Die bisherige Opposition hat die Wahlen gewonnen – wenn auch knapp. Der Wählerauftrag ist auf sie zugeschnitten. 51 Prozent der von Infratest dimap am Wahltag Befragten gaben an, die neue Regierung müsse sich vorrangig um sozialen Ausgleich bemühen. Maßgeblich für ihre Wahlentscheidung waren angemessene Löhne und Arbeitsbedingungen sowie eine gute Absicherung im Alter, sagten jeweils 57 Prozent. 45 beziehungsweise 43 Prozent trauten vor allem den Sozialdemokraten zu, für angemessene Löhne und soziale Gerechtigkeit zu sorgen – und nur 25 beziehungsweise 24 Prozent den Unionsparteien.

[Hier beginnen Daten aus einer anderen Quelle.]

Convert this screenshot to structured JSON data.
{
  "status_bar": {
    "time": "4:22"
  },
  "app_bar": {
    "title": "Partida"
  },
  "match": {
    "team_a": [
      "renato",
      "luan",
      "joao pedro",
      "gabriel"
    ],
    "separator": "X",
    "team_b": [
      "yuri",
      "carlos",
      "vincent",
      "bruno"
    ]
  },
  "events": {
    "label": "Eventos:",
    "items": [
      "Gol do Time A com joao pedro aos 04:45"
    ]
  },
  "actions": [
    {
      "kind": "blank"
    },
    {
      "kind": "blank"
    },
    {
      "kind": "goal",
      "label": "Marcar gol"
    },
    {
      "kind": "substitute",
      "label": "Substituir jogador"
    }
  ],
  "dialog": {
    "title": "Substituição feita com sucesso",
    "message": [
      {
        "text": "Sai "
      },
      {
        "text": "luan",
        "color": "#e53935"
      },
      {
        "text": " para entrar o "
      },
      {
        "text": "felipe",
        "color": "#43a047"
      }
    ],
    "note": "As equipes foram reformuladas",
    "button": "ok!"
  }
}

Die Regierungsbildung liegt dennoch bei der bisherigen Kanzlerin. Sie vertritt uns gut in der Welt, sagen 84 Prozent der Wählerinnen und Wähler. Sie macht nicht Parteipolitik, sondern Politik für das Land, finden 60 Prozent. Sie erscheint überparteilich und pragmatisch genug, um mit dem Wählerauftrag klarzukommen. Und vor allem erscheint sie mächtig genug – im Gegensatz zum gespaltenen linken Lager.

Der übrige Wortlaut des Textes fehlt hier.